La troisième ou la quatrième nuit, je ne me souviens plus, je m’étendis quelques instants derrière un parapet ; à peine eus-je fermé les yeux que je vis s’y former l’image familière et si étrange : le bout de tenture bleue et la carafe empoussiérée, encore pleine d’eau sur ma petite table. Dans la pièce voisine devaient se trouver ma femme et mon fils – mais je ne les voyais pas. Mais cette fois, sur la table était allumée la lampe à l’abat-jour vert : c’était donc le soir ou la nuit. L’image resta un long moment, immobile, et je pus regarder tout à loisir la lumière jouer dans le cristal de la carafe, contempler avec la même attention la tenture, en me demandant pourquoi mon fils ne dormait pas : c’était la nuit, il était temps pour lui de dormir.
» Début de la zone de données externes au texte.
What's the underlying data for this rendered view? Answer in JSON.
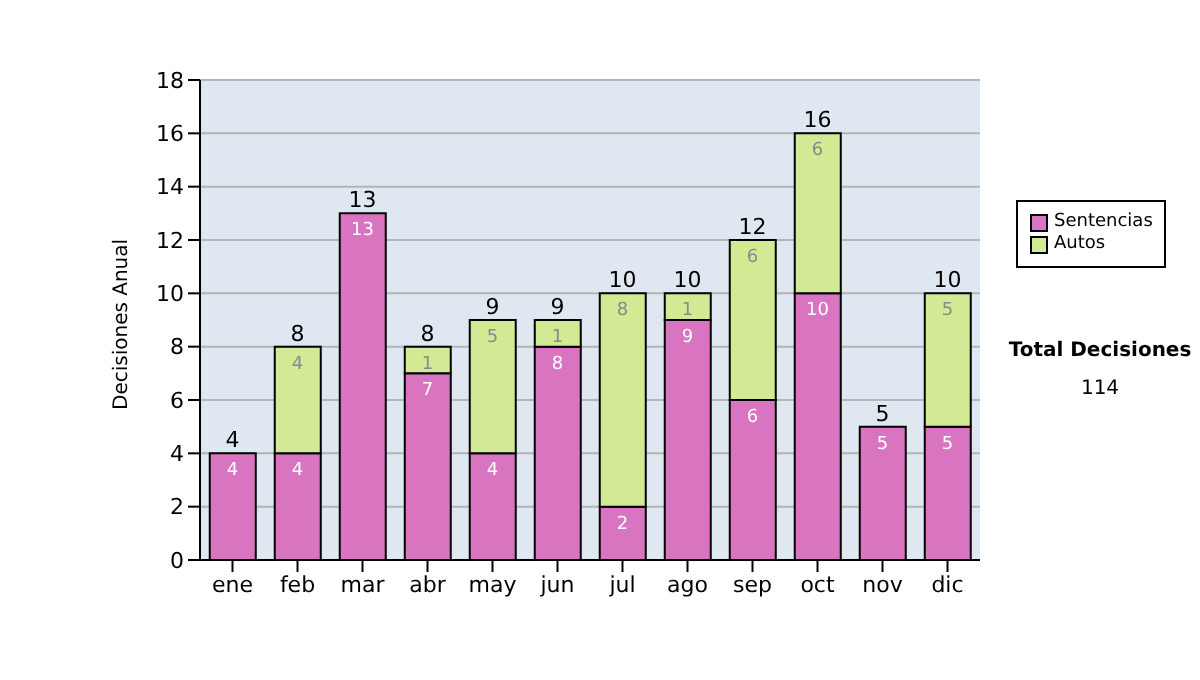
{
  "chart_data": {
    "type": "bar",
    "ylabel": "Decisiones Anual",
    "categories": [
      "ene",
      "feb",
      "mar",
      "abr",
      "may",
      "jun",
      "jul",
      "ago",
      "sep",
      "oct",
      "nov",
      "dic"
    ],
    "stacked": true,
    "ylim": [
      0,
      18
    ],
    "yticks": [
      0,
      2,
      4,
      6,
      8,
      10,
      12,
      14,
      16,
      18
    ],
    "grid": "y",
    "legend": "right",
    "series": [
      {
        "name": "Sentencias",
        "color": "#d874c0",
        "values": [
          4,
          4,
          13,
          7,
          4,
          8,
          2,
          9,
          6,
          10,
          5,
          5
        ],
        "value_labels": [
          "4",
          "4",
          "13",
          "7",
          "4",
          "8",
          "2",
          "9",
          "6",
          "10",
          "5",
          "5"
        ]
      },
      {
        "name": "Autos",
        "color": "#d3ea94",
        "values": [
          0,
          4,
          0,
          1,
          5,
          1,
          8,
          1,
          6,
          6,
          0,
          5
        ],
        "value_labels": [
          null,
          "4",
          null,
          "1",
          "5",
          "1",
          "8",
          "1",
          "6",
          "6",
          null,
          "5"
        ]
      }
    ],
    "totals": [
      "4",
      "8",
      "13",
      "8",
      "9",
      "9",
      "10",
      "10",
      "12",
      "16",
      "5",
      "10"
    ],
    "annotations": [
      "Total Decisiones",
      "114"
    ]
  }
}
Puis je regardai de nouveau la tapisserie avec ses volutes, ses fleurs argentées, ses espèces de grilles et de tuyaux : je n’aurais jamais pensé connaître si bien ma chambre. J’ouvrais parfois les yeux et voyais le ciel noir, traversé de belles raies enflammées, puis je les refermais, et m’apparaissaient de nouveau la tenture, la carafe brillante, et je me demandais pourquoi mon fils ne dormait pas : c’était la nuit, il fallait qu’il dorme. Une fois, une grenade éclata non loin de moi, ébranlant mes jambes, et quelqu’un poussa un cri encore plus bruyant que l’explosion, et je me dis : « Quelqu’un est mort ! », sans me lever ni détacher les yeux de la tenture et de la carafe.
Ensuite, je me levai, me déplaçai, donnai des ordres, observai les visages, réglai la hausse, le tout en me demandant pourquoi mon fils ne dormait pas. J’interrogeai une fois à ce sujet un conducteur d’attelage, qui m’expliqua longuement quelque chose en détail, et nous hochions tous les deux la tête. Il riait, et son sourcil gauche avait un tic, cependant que son œil clignait avec ruse vers quelqu’un derrière nous. Mais derrière nous, on ne voyait que des semelles, rien d’autre.
Le temps était alors clair, mais des gouttes de pluie se déversèrent soudain. Une pluie très ordinaire : des gouttes d’eau, comme chez nous. Cette pluie était si inattendue et paraissait si déplacée, et nous avions si peur de nous retrouver mouillés qu’on abandonna les pièces, on cessa de tirer des coups de feu et on tenta de s’abriter comme on pouvait. Le conducteur d’attelage avec qui je venais de causer se glissa sous un affût de canon et s’y blottit, au risque de se faire écraser à chaque instant, un gros sous-officier d’artillerie se mit, allez savoir pourquoi, à déshabiller un mort, cependant que je parcourais la batterie, à la recherche sinon d’un parapluie, du moins d’un imperméable. Aussitôt, dans cette immense étendue battue par la pluie tombant d’un nuage vagabond, régna un calme extraordinaire. Un shrapnel en retard arriva en glapissant et y éclata, puis ce fut le silence, un silence tel qu’on entendait renifler le gros sous-officier, et les gouttes de pluie heurter les pierres et frapper les canons. Ce son paisible et morcelé, évoquant l’automne, l’odeur de la terre humide et le silence semblèrent interrompre quelques instants le cauchemar sauvage et sanglant, et lorsque je jetai un coup d’œil à un canon tout mouillé, que l’eau faisait briller, il me rappela étrangement, de façon surprenante, quelque chose de gentil et de paisible, tenant soit de mon enfance, soit de mon premier amour. Mais, au loin, retentit très fort un premier coup de feu, et l’enchantement de cette éphémère quiétude cessa ; de façon aussi soudaine que lorsqu’ils s’étaient mis à couvert, les gens sortirent de leurs abris ; le gros sous-officier brailla sur quelqu’un ; une pièce tonna, puis une autre – et le brouillard sanglant et compact voila de nouveau les cervelles épuisées; personne ne s’aperçut de la fin de l’averse ; je me rappelle juste que l’eau continua assez longtemps, sans doute, à glisser au bas du visage gras, flasque et jaune du sous-officier d’artillerie qui avait été tué…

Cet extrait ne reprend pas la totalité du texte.